New Delhi
Non-banking finance companies (NBFCs) have seen strong growth in education loans, with assets under management (AUM) rising by over 50% in recent years. However, according to Crisil Ratings, this growth is expected to slow down significantly in the current fiscal year due to changing U.S. policies that are discouraging Indian students from studying there.
In FY24, NBFC education loan AUM surged by 77%, followed by a 48% increase in FY25 to ₹64,000 crore. But in FY26, growth is projected to moderate to around 25%, with AUM likely reaching ₹80,000 crore. The slowdown is largely due to a 30% drop in loans to the U.S. last year. This decline is attributed to reduced visa appointments and proposed restrictions on Optional Practical Training (OPT) programs.
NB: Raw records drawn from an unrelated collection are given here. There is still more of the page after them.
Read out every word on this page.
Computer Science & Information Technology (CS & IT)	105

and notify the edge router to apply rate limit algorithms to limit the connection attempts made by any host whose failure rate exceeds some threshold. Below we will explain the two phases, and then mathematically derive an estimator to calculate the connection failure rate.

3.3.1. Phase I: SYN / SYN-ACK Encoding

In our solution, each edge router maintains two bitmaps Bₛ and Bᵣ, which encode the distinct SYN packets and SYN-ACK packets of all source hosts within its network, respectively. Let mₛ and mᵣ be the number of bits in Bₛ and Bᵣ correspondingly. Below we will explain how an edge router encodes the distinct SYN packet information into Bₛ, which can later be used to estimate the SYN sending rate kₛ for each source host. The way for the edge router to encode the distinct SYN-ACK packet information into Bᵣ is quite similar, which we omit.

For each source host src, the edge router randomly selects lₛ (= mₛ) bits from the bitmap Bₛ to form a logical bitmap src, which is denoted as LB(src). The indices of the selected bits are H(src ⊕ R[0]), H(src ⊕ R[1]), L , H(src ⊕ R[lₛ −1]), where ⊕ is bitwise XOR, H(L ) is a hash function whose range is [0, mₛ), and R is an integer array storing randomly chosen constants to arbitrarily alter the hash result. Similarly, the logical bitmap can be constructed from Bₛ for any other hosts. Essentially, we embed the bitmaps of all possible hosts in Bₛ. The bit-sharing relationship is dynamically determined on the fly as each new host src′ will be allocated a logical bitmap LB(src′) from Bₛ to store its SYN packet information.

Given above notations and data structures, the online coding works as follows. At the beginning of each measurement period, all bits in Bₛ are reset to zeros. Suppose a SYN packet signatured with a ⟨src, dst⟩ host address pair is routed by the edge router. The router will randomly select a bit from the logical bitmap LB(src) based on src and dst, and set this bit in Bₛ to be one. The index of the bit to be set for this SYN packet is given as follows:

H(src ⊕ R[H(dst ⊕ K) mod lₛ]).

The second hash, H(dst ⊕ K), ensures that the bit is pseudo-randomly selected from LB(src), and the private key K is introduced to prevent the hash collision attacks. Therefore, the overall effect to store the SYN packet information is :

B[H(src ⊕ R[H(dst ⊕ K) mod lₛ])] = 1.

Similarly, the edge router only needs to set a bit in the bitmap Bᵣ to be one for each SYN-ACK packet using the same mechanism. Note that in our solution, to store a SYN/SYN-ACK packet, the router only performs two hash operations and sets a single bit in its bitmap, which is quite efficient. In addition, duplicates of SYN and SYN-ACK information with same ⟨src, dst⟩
Canada, the second-largest destination, also saw a dip in disbursements due to stricter visa rules and financial requirements.
In response, NBFCs are shifting their focus to new regions like the UK, Germany, and Ireland. Disbursements to these alternative destinations doubled in FY25, and their share in total loans rose to nearly 50%, up from 25% the previous year. Still, this shift isn’t expected to fully offset the drop in U.S.-linked loans.
Crisil noted that NBFCs are also exploring domestic education loans and adjacent sectors such as school financing, skill development, and coaching. While these loans have lower ticket sizes and may not contribute significantly to the total portfolio, they could offer stability during uncertain global conditions. Crisil also cautioned that asset quality should be closely monitored, as 85% of education loans are still under moratorium and global risks remain.